Question

2ᵃ = 5ᵇ = 10ⁿ.
Show that n =
`(ab)/(a + b)`

Answer 1

There are two ways you can go about this: I'll explain both ways.

Solution 1: Using logarithmic properties
The first way is to use logarithmic properties.

We can take the natural logarithm to all three terms to utilise our exponents.

Hence, ln2ᵃ = ln5ᵇ = ln10ⁿ becomes:
aln2 = bln5 = nln10.

What's so neat about ln10 is that it's ln(5·2).
Using our logarithmic rule (log(ab) = log(a) + log(b),
we can rewrite it as aln2 = bln5 = n(ln2 + ln5)

Since it's equal (given to us), we can let it all equal to another variable "c".
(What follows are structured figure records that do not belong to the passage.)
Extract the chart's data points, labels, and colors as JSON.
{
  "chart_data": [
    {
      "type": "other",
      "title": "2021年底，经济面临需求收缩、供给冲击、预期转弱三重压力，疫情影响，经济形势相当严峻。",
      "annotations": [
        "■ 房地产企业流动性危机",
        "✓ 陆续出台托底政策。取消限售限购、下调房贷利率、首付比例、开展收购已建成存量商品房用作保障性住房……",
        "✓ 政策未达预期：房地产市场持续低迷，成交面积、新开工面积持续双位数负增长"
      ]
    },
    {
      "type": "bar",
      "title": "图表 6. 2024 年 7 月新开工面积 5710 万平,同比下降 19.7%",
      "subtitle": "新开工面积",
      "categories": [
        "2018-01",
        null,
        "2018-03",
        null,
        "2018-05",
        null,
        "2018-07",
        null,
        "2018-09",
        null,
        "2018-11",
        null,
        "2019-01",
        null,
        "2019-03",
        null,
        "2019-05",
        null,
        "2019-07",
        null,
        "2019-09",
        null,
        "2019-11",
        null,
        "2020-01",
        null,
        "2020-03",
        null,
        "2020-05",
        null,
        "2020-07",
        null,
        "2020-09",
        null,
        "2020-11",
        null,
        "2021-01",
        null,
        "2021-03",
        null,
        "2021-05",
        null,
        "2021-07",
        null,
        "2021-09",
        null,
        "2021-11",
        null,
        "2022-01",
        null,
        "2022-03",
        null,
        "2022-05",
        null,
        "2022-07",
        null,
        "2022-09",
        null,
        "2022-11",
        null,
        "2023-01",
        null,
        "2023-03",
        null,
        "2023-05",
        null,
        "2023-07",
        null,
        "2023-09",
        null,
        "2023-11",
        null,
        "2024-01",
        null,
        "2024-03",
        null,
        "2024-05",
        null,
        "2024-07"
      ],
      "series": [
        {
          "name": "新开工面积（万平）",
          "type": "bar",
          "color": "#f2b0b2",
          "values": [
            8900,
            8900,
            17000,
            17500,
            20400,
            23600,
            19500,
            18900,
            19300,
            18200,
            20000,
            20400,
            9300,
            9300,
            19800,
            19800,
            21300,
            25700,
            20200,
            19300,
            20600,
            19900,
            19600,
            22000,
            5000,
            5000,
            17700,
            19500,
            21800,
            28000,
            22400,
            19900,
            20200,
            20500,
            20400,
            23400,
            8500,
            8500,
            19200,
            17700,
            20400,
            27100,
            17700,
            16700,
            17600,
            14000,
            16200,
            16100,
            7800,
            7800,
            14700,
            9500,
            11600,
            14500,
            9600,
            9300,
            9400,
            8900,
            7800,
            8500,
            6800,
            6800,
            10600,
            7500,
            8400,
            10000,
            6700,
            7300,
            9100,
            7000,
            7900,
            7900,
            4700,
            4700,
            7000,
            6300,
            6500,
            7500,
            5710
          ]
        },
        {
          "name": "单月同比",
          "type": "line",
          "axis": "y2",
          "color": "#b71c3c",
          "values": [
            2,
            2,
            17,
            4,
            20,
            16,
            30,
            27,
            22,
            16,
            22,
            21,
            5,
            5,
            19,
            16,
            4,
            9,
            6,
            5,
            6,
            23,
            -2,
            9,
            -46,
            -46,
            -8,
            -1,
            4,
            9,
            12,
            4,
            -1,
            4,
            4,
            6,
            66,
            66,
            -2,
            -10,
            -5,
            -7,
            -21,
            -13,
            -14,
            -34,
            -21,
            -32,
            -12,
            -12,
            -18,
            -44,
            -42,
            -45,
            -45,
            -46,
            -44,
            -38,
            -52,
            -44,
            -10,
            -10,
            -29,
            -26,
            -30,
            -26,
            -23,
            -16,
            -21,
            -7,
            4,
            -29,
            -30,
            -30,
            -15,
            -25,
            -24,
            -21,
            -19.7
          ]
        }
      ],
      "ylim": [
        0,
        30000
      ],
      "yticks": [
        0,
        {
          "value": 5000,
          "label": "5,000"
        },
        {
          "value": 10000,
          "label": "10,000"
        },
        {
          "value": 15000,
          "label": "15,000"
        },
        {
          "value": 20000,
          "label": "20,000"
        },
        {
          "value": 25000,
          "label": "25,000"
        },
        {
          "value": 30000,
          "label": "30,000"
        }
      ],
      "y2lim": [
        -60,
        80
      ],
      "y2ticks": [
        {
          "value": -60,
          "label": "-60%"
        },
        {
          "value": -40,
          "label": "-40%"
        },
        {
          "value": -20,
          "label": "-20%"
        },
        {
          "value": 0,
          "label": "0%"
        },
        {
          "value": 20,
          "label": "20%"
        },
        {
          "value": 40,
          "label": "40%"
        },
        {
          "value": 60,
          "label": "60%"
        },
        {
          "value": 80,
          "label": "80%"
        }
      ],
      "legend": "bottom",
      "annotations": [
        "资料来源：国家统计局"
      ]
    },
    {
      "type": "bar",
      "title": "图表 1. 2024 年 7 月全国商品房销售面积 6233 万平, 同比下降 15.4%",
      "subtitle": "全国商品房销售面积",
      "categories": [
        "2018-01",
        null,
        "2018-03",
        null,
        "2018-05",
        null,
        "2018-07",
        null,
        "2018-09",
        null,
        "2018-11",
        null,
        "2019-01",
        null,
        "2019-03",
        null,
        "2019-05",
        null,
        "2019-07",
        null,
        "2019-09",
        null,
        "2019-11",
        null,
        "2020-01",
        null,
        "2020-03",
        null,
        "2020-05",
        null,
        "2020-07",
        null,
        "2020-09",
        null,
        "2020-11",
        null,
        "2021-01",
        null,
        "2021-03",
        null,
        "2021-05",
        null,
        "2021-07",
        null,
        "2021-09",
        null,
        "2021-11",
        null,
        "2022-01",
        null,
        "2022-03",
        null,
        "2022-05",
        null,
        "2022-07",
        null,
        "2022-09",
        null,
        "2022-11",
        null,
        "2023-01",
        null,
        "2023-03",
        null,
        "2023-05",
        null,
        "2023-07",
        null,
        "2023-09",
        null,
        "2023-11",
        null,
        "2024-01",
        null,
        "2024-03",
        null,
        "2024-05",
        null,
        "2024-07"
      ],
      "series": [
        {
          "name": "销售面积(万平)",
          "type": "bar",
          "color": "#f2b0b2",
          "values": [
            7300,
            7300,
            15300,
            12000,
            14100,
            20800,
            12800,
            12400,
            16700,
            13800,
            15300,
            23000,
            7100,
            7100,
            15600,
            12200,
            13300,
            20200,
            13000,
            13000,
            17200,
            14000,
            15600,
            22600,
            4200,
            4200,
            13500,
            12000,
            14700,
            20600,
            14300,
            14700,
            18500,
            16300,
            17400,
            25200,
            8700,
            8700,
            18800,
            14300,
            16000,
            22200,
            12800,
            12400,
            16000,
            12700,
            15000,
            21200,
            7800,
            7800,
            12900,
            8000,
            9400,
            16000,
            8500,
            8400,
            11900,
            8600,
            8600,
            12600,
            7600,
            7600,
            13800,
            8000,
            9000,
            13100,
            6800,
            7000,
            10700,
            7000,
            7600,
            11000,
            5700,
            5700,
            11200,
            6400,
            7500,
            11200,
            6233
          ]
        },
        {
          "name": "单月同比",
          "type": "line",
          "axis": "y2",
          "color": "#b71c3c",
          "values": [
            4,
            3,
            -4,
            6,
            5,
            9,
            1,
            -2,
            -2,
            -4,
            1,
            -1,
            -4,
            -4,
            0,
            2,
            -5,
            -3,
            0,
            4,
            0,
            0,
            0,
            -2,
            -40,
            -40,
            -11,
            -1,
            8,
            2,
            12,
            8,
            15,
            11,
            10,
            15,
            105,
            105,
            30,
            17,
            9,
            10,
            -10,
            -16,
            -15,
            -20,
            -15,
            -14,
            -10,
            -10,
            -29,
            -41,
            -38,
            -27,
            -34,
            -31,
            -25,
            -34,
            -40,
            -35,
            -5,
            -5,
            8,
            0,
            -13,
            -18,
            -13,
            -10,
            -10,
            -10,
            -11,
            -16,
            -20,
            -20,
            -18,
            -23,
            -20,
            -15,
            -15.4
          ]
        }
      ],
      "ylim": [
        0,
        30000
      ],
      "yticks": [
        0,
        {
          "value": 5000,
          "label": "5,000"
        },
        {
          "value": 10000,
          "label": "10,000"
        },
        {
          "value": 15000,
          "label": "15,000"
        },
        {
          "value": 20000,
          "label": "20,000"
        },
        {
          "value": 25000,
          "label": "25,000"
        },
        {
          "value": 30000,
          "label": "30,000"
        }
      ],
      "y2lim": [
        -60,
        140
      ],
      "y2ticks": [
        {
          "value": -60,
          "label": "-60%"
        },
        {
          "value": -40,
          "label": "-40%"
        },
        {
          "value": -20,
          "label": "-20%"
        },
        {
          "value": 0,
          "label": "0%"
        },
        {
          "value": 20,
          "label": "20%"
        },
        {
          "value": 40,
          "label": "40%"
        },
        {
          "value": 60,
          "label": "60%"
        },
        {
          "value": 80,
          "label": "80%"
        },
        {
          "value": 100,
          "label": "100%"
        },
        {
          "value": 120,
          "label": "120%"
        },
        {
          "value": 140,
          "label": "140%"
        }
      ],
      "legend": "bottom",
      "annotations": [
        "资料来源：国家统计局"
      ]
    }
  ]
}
So, c = aln2 = bln5 = n(ln2 + ln5) and the reason why we do this, is so that we may find ln2 and ln5 respectively.

c = aln2; ln2 =
`(c)/(a)`
c = bln5; ln5 =
`(c)/(b)`

Hence, c = n(ln2 + ln5) = n(
`(c)/(a)` +
`(c)/(b)`)
Factorise c outside on the right hand side.

c = cn(
`(1)/(a)` +
`(1)/(b)`)
1 = n(
`(1)/(a)` +
`(1)/(b)`)

`(1)/(n)` =
`(1)/(a)` +
`(1)/(b)`


`(1)/(n)` =
`(a + b)/(ab)`
and thus, n =
`(ab)/(a + b)`

Solution 2: Using exponent rules
In this solution, we'll be taking advantage of exponents.

So, let c = 2ᵃ = 5ᵇ = 10ⁿ
Since c = 2ᵃ, 2 =
`\sqrt[a]{c}` =
`c^{(1)/(a)}`

Then, 5 =
`c^{(1)/(b)}`
and 10 =
`c^{(1)/(n)}`

But, 10 = 5·2, so 10 =
`c^{(1)/(b)}`·
`c^{(1)/(a)}`
∴
`c^{(1)/(n)}` =
`c^{(1)/(b)}`·
`c^{(1)/(a)}`


`(1)/(n)` =
`(1)/(a)` +
`(1)/(b)`
and n =
`(ab)/(a + b)`